マイルス・デイビスの名盤中の名盤、Relaxin’がIIIm7(♭5)になっているので、この影響が大きいといえるかもしれませんが、調べた限りではこのコードは少数派で、圧倒的にIII7やそれに類するコードが多いことがわかります。

メジャー・キーにおいて、階名「ミ」で伸びているときのIII某、階名「ラ」で伸びているときのVI某は、たいていドミナント・セブンス・コードという傾向がある(階名「レ」のII某もか?)と私は密かに気づいていたのですが、この曲はその典型例だと考えます(もちろん例外はある)。

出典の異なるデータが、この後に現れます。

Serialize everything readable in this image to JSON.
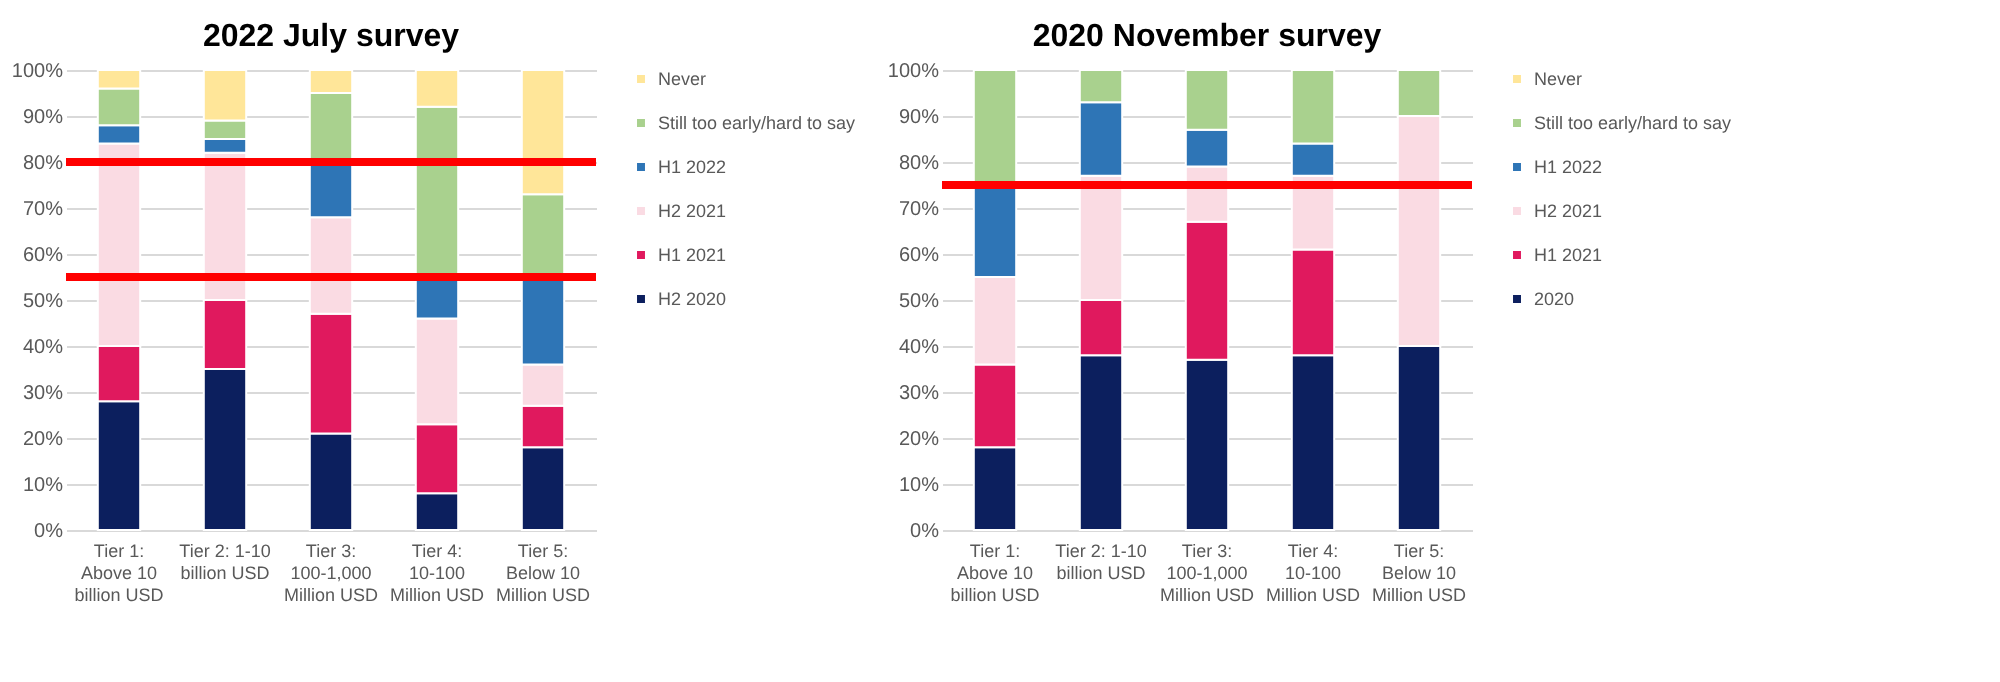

それと、もうひとつ。メジャー・キーのIII7の関係コード(ドミナント・セブンス・コードに先行するマイナー・セブンス・コードまたはハーフ・ディミニッシュ・コード)は、ダイアトニック・コードのVIIm7(♭5)だけでなく、VIIm7もかなり使われるのではという注意喚起を私は一貫してしているのですが、この曲のこの箇所でもこの傾向がいえること。

それから、さらにあとひとつだけ指摘させてもらうとすれば、仮にここをIII7ではなく次の小節のVI7の関係コードだとみなすとしても、VI7の解決先がIIm7、すなわちマイナー・コードだから、「はいはい、マイナーのトゥ・ファイブ・ワンね!」という短絡的思考(失礼)で、IIIm7(♭5)にしていないか、ということ。

「サン・ロク・ニ」を「広義のトゥ・ファイブ・ワン」と捉えること自体に慎重論はあるけれども、私はどちらかといえば容認する立場。それでも、解決先の「広義のワン」がメジャーかマイナーかによって「トゥ」がマイナー・セブンスかハーフ・ディミニッシュか、そう単純に決まるものではありません。狭義のトゥ・ファイブ・ワンにもいえることですが、これについてもいずれどこかで記事にすることになるかもしれません。

それを見越して「カテゴリ」に入れておくので、興味のある方は芋づるで調べてみてください。